Elle se recula brusquement au moment où l’homme-serpent ressortait de la bibliothèque en tenant sa mère par le bras. Elle entendit le bruit des morceaux de verre qui s’écrasaient sous leurs pas, puis plus rien, juste un bruit de voix assourdies.
Se risquant à nouveau à jeter un regard en bas, elle les aperçut qui sortaient rapidement du salon avant de s’engager dans le couloir central en direction de la cuisine. Elle les perdit de vue, se contorsionna pour contempler un instant le fusil puis, avec mille précautions, entreprit de descendre les marches une par une en sursautant chaque fois qu’une latte de bois craquait sous son pied.
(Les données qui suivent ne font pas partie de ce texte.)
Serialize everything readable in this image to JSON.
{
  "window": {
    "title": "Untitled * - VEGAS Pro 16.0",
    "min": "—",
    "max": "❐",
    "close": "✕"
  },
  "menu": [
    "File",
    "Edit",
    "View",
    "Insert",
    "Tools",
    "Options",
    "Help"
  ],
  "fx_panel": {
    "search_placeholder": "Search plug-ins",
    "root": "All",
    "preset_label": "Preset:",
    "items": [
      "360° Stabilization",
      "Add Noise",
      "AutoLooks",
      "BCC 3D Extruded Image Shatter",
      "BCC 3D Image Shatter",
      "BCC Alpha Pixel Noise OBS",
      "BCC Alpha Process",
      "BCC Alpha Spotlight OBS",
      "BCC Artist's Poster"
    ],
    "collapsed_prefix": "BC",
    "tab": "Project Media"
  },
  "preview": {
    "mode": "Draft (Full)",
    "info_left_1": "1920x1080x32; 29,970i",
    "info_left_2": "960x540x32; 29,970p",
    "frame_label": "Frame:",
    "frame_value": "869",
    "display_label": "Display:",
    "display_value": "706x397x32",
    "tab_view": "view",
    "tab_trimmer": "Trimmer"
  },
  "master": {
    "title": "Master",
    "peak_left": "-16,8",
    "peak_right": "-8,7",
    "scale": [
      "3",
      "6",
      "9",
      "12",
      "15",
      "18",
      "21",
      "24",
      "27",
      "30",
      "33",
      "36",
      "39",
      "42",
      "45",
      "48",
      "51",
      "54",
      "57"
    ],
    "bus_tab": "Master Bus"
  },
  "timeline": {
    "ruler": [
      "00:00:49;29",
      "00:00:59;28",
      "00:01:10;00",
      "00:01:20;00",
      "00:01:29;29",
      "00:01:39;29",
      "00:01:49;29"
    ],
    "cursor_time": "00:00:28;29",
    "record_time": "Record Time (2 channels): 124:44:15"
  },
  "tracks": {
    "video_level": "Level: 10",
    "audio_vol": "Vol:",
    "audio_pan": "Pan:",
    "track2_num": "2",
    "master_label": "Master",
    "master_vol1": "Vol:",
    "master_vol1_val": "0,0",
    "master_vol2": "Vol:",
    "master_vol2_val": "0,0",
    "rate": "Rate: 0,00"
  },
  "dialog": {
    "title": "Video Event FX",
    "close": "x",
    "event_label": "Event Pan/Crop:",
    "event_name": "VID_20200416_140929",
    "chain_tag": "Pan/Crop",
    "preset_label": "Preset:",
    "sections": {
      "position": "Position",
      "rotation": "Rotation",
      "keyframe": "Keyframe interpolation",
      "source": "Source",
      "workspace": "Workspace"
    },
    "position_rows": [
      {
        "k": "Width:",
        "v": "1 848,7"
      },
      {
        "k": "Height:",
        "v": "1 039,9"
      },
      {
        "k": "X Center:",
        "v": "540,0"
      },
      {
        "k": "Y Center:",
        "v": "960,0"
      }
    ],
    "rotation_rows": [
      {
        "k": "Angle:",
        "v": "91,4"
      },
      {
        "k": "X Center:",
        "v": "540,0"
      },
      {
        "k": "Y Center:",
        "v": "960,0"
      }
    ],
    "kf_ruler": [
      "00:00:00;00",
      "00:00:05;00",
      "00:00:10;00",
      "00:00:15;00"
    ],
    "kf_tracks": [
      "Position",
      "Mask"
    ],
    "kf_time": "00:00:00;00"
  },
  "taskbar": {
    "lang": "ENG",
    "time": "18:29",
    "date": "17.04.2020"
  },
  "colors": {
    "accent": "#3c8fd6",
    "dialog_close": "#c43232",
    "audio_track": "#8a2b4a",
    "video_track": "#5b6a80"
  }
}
Alors qu’elle avait déjà parcouru la moitié du chemin, son oreille aux aguets la prévint que l’homme-serpent et Angela revenaient dans le couloir. Un moment interdite, Nikki remonta vivement au premier en se disant qu’elle redescendrait quand le danger serait écarté. Mais ils empruntèrent eux aussi l’escalier.
Éperdue, le cœur battant la chamade, la petite fille fonça vers la chambre de ses parents. Là, elle s’engouffra dans un grand placard ménagé dans le mur et fermé dans le fond par une deuxième porte ouvrant sur un petit vestibule qui menait au grenier de la grange. À l’autre bout, un étroit escalier en colimaçon conduisait à l’entrée de service.
Filant comme une flèche, Nikki eut tôt fait de gagner la cuisine, puis le couloir, et enfin le bas de l’escalier principal. Elle s’empara du fusil, vérifia qu’il était bien chargé et enleva le cran de sûreté comme Angela le lui avait montré.
Mais toute sa détermination se changea vite en confusion. Maintenant qu’elle tenait l’arme entre les mains, la petite fille ne savait plus comment agir. Sa mère lui avait expliqué qu’il n’était pas nécessaire de savoir très bien viser parce que les plombs crachés par le canon se répartissaient sur une surface assez large et atteignaient donc facilement la cible. Tout le problème, pensa Nikki désemparée, c’est qu’avec ce système elle risquait de blesser Angela.
Elle n’eut toutefois guère le temps de s’appesantir sur ce dilemme. Moins d’une minute plus tard, les pas pesants de l’intrus et ceux, traînants, d’Angela résonnèrent au-dessus de sa tête. Sans lâcher le fusil, Nikki recula vers la cuisine, ne sachant trop s’il valait mieux se cacher ou s’enfuir pour prévenir les voisins.
Avant qu’elle ait pu se décider, sa mère apparut au rez-de-chaussée en trébuchant sur la dernière marche. L’homme-serpent se tenait juste derrière elle. Sous les yeux de Nikki tétanisée, il poussa rudement la jeune femme dans le dos, d’une bourrade qui la propulsa à travers la porte du salon. Il tenait un pistolet dans sa main droite.
Il se trouvait alors à sept ou huit mètres de Nikki qui tenait le fusil pointé à hauteur de la taille, la main gauche soutenant le canon et la droite autour de la crosse, l’index posé sur la gâchette.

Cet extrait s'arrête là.